Alone in my home and inspired by Fellini’s Juliet of the Spirits, I wore a chapeau with my pyjamas last night, a big one with ribbons and chiffon. For the record, I have amazing pjs. My partner bought them for me, long before I (or anyone) knew we might be spending a year in our nightwear. They are Betsy Johnson: bubblegum-pink flowers parading across a bright-blue flannel background. They go well with opera gloves too.
Speaking of which, I saw a movie last week that had a credit for gloves. I watched the whole thing just to glimpse the hand coverings that rated such an honour. It turned out to be a lousy flick all round and I’ve seen better gloves in boxing movies. I wanted my two hours back. Even during lockdown, when I have a lot of time on my hands, some togs and movies and matters just aren’t worth spending such a valuable commodity as minutes on.

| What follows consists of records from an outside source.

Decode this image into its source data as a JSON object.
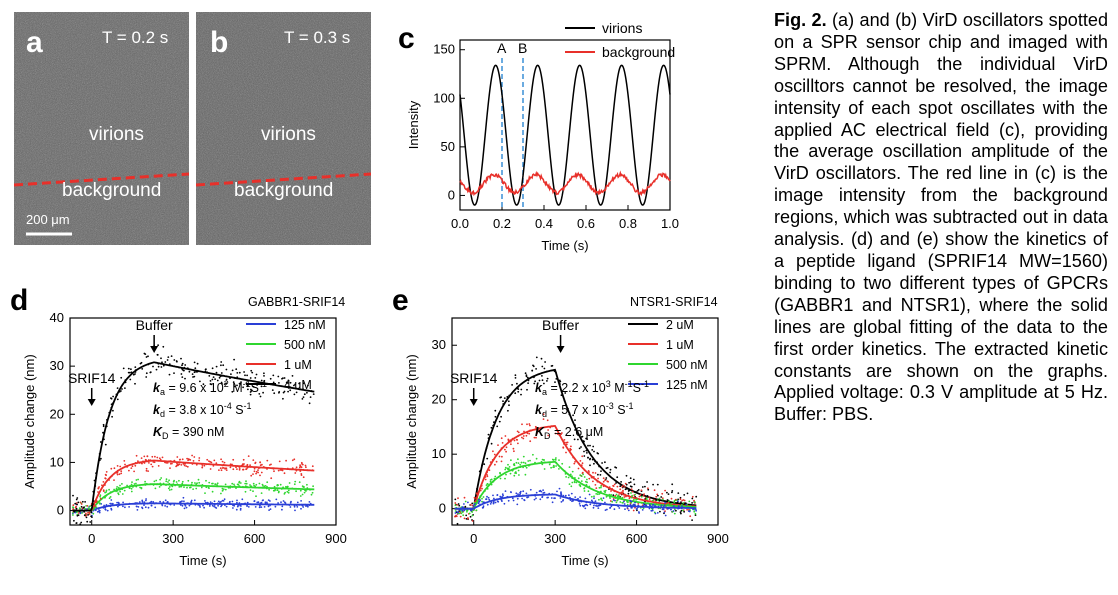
{
  "panel_a": {
    "letter": "a",
    "time": "T = 0.2 s",
    "upper": "virions",
    "lower": "background",
    "scale": "200 μm"
  },
  "panel_b": {
    "letter": "b",
    "time": "T = 0.3 s",
    "upper": "virions",
    "lower": "background"
  },
  "caption": {
    "label": "Fig. 2.",
    "text": "(a) and (b) VirD oscillators spotted on a SPR sensor chip and imaged with SPRM. Although the individual VirD oscilltors cannot be resolved, the image intensity of each spot oscillates with the applied AC electrical field (c), providing the average oscillation amplitude of the VirD oscillators. The red line in (c) is the image intensity from the background regions, which was subtracted out in data analysis. (d) and (e) show the kinetics of a peptide ligand (SPRIF14 MW=1560) binding to two different types of GPCRs (GABBR1 and NTSR1), where the solid lines are global fitting of the data to the first order kinetics. The extracted kinetic constants are shown on the graphs. Applied voltage: 0.3 V amplitude at 5 Hz. Buffer: PBS."
  },
  "chart_data": [
    {
      "id": "c",
      "type": "line",
      "panel_letter": "c",
      "xlabel": "Time (s)",
      "ylabel": "Intensity",
      "xlim": [
        0,
        1.0
      ],
      "ylim": [
        -15,
        160
      ],
      "xticks": [
        "0.0",
        "0.2",
        "0.4",
        "0.6",
        "0.8",
        "1.0"
      ],
      "yticks": [
        "0",
        "50",
        "100",
        "150"
      ],
      "markers": [
        {
          "label": "A",
          "x": 0.2
        },
        {
          "label": "B",
          "x": 0.3
        }
      ],
      "series": [
        {
          "name": "virions",
          "color": "#000000",
          "amplitude": 72,
          "offset": 62,
          "frequency": 5,
          "phase": 0.95
        },
        {
          "name": "background",
          "color": "#e8302a",
          "amplitude": 9,
          "offset": 12,
          "frequency": 5,
          "phase": 1.2
        }
      ]
    },
    {
      "id": "d",
      "type": "scatter",
      "panel_letter": "d",
      "legend_title": "GABBR1-SRIF14",
      "xlabel": "Time (s)",
      "ylabel": "Amplitude change (nm)",
      "xlim": [
        -80,
        900
      ],
      "ylim": [
        -3,
        40
      ],
      "xticks": [
        "0",
        "300",
        "600",
        "900"
      ],
      "yticks": [
        "0",
        "10",
        "20",
        "30",
        "40"
      ],
      "annotations": [
        {
          "text": "SRIF14",
          "x": 0
        },
        {
          "text": "Buffer",
          "x": 230
        }
      ],
      "constants": {
        "ka_label": "k",
        "ka_sub": "a",
        "ka_value": " = 9.6 x 10",
        "ka_exp": "2",
        "ka_unit": " M",
        "ka_unit_exp": "-1",
        "ka_unit2": "S",
        "ka_unit2_exp": "-1",
        "kd_label": "k",
        "kd_sub": "d",
        "kd_value": " = 3.8 x 10",
        "kd_exp": "-4",
        "kd_unit": " S",
        "kd_unit_exp": "-1",
        "KD_label": "K",
        "KD_sub": "D",
        "KD_value": " = 390 nM"
      },
      "t_on": 0,
      "t_off": 230,
      "series": [
        {
          "name": "125 nM",
          "color": "#2a3fd6",
          "plateau_at_off": 1.5,
          "end": 1.2
        },
        {
          "name": "500 nM",
          "color": "#2fd62f",
          "plateau_at_off": 5.5,
          "end": 4.4
        },
        {
          "name": "1 uM",
          "color": "#e8302a",
          "plateau_at_off": 10.4,
          "end": 8.3
        },
        {
          "name": "4 uM",
          "color": "#000000",
          "plateau_at_off": 30.8,
          "end": 24.7
        }
      ]
    },
    {
      "id": "e",
      "type": "scatter",
      "panel_letter": "e",
      "legend_title": "NTSR1-SRIF14",
      "xlabel": "Time (s)",
      "ylabel": "Amplitude change (nm)",
      "xlim": [
        -80,
        900
      ],
      "ylim": [
        -3,
        35
      ],
      "xticks": [
        "0",
        "300",
        "600",
        "900"
      ],
      "yticks": [
        "0",
        "10",
        "20",
        "30"
      ],
      "annotations": [
        {
          "text": "SRIF14",
          "x": 0
        },
        {
          "text": "Buffer",
          "x": 320
        }
      ],
      "constants": {
        "ka_label": "k",
        "ka_sub": "a",
        "ka_value": " = 2.2 x 10",
        "ka_exp": "3",
        "ka_unit": " M",
        "ka_unit_exp": "-1",
        "ka_unit2": "S",
        "ka_unit2_exp": "-1",
        "kd_label": "k",
        "kd_sub": "d",
        "kd_value": " = 5.7 x 10",
        "kd_exp": "-3",
        "kd_unit": " S",
        "kd_unit_exp": "-1",
        "KD_label": "K",
        "KD_sub": "D",
        "KD_value": " = 2.6 μM"
      },
      "t_on": 0,
      "t_off": 300,
      "series": [
        {
          "name": "2 uM",
          "color": "#000000",
          "plateau_at_off": 25.5,
          "end": 0.6
        },
        {
          "name": "1 uM",
          "color": "#e8302a",
          "plateau_at_off": 15.2,
          "end": 0.4
        },
        {
          "name": "500 nM",
          "color": "#2fd62f",
          "plateau_at_off": 8.6,
          "end": 0.3
        },
        {
          "name": "125 nM",
          "color": "#2a3fd6",
          "plateau_at_off": 2.6,
          "end": 0.1
        }
      ]
    }
  ]
}
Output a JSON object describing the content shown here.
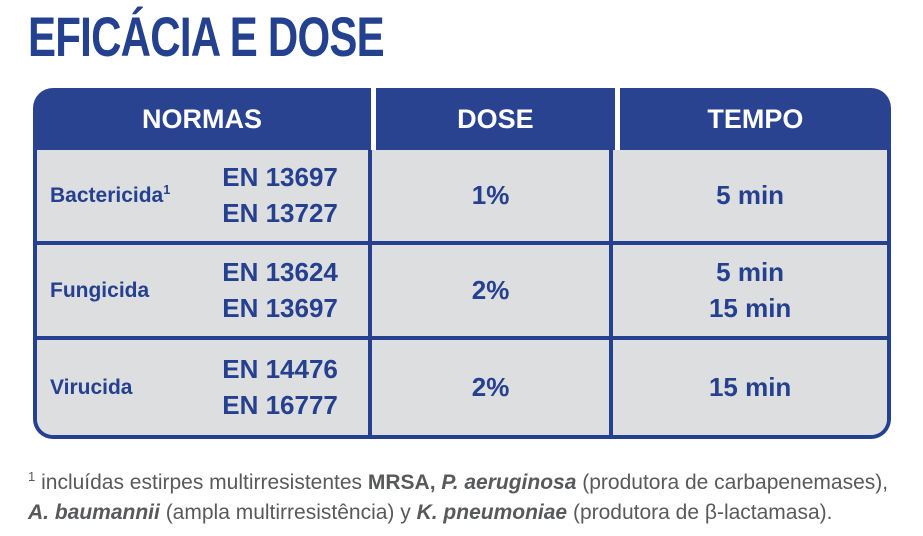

In the second act of Breakfast at Tiffany’s, Audrey dons a most excellent candy-pink cocktail dress, but I rarely get that far into the movie anymore, as Mickey Rooney’s racist portrayal of Mr. Yunioshi is not only a waste of my time but it threatens to destroy my fast forward button. You can learn from scenes like that but my best advice is to just watch the opening - it has everything: 1960s New York at dawn, iconic jewelry store, Moon River, diamonds, Holly Golightly with coffee. It’s one of the best credit-rolls ever.
Naturally, I’m getting a whole lot more out of my pause/rewind/replay process than just fodder for my wardrobe lust. I see over and over again how costume shapes character and highlights emotional states.
Blanche DuBois’ wilting frills in A Streetcar Named Desire speak to her shattered nerves and impending mental breakdown. And in They Shoot Horses, Don’t They? one character’s stolen movie star getup amounts to identity theft, as she doesn’t know who she is without it and so begins her descent into madness.
This coronavirus year has been stop ’n’ start in more ways than just my screenwriting lessons: open/close, stay/go. But tonight I’m taking a break - no analysis, just kicking back to enjoy the lavish visuals of Death in Venice.
I must’ve seen it a hundred times but I never tire of Peiro Tosi’s costumes: hats that are architectural wonders, Tadzio’s sailor suits (and swimsuits), gowns as extravagant as wedding cakes, minstrel attire as grotesque as the raging pandemic that forms the backdrop to the story.
On second thought, Visconti’s terrible beauty may be more than I can take just now. I think I’ll accessorize my jammies with a nice glass of pink bubbly and rewatch some choice screwball instead.